My freshman year at LaSalle College, I won an annual short story contest up there, a freshman short story contest. And I won that with a science fiction story, which was then published in a literary magazine, a school literary magazine, Four Quarters.

I actually saw it in print, and I thought I was on my way to being a science fiction writer. And then I got caught up -- I was a Charles Dickens fan at the time. I took to reading a lot of Dickens and read a few other things. I tried War and Peace, when I was in, I guess, my sophomore year. And to make a long story short, I realized how good people like Dickens were. And I just thought there was no way I could ever match that. So I took a hiatus and didn't write another word for 25 years.


Wow.

It happened. I didn't realize I didn't have to be as good as Dickens. Dickens wasn't the competition.
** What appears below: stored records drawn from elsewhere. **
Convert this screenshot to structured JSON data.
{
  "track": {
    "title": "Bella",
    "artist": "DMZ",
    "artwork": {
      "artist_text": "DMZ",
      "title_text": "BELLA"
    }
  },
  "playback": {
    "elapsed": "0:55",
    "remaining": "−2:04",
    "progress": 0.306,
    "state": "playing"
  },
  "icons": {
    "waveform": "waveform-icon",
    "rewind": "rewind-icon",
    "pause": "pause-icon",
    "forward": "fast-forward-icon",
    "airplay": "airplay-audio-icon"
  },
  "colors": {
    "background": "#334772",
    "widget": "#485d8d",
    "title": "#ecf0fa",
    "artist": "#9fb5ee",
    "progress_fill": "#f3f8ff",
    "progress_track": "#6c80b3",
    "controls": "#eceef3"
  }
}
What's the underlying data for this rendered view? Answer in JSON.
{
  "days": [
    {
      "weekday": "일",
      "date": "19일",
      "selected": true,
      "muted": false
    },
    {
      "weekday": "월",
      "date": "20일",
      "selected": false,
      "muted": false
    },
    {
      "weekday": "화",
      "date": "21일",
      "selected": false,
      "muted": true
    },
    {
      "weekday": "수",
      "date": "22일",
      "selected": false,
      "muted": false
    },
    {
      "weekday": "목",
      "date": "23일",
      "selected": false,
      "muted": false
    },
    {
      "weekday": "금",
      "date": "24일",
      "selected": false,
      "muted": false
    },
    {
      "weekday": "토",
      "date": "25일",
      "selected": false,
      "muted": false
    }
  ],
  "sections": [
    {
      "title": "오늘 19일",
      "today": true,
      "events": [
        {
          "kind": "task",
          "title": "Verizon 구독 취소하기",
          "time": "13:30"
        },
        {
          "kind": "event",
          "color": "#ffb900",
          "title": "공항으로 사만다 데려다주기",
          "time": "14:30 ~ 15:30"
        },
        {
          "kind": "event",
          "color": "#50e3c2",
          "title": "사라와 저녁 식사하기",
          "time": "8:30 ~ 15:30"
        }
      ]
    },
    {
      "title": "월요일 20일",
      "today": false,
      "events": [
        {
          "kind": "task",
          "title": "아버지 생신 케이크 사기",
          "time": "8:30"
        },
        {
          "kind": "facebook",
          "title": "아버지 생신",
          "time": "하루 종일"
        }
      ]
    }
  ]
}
What got you back on the track, then?

I was training customs inspectors in Brunswick, Georgia, at the federal law enforcement training center, and I think I got bored with it. I had been a teacher. I was a teacher for 10 years.


An English teacher?

Yes. To help someone else, I guess. I called one of my old friends who was department chairman at Mount St. Joseph Academy (ph) and was back at Rhode Island. Name was Richard Casavant.

And he said, I will always remember his comment, he said, "You're not happy with what you're doing?"

I go, "Well, you know, I taught. It's a good job; it's a lot of fun; but I don't feel as if I'm really doing anything serious."

And he said, "Well, you know, you used to move ideas and now you move cargo."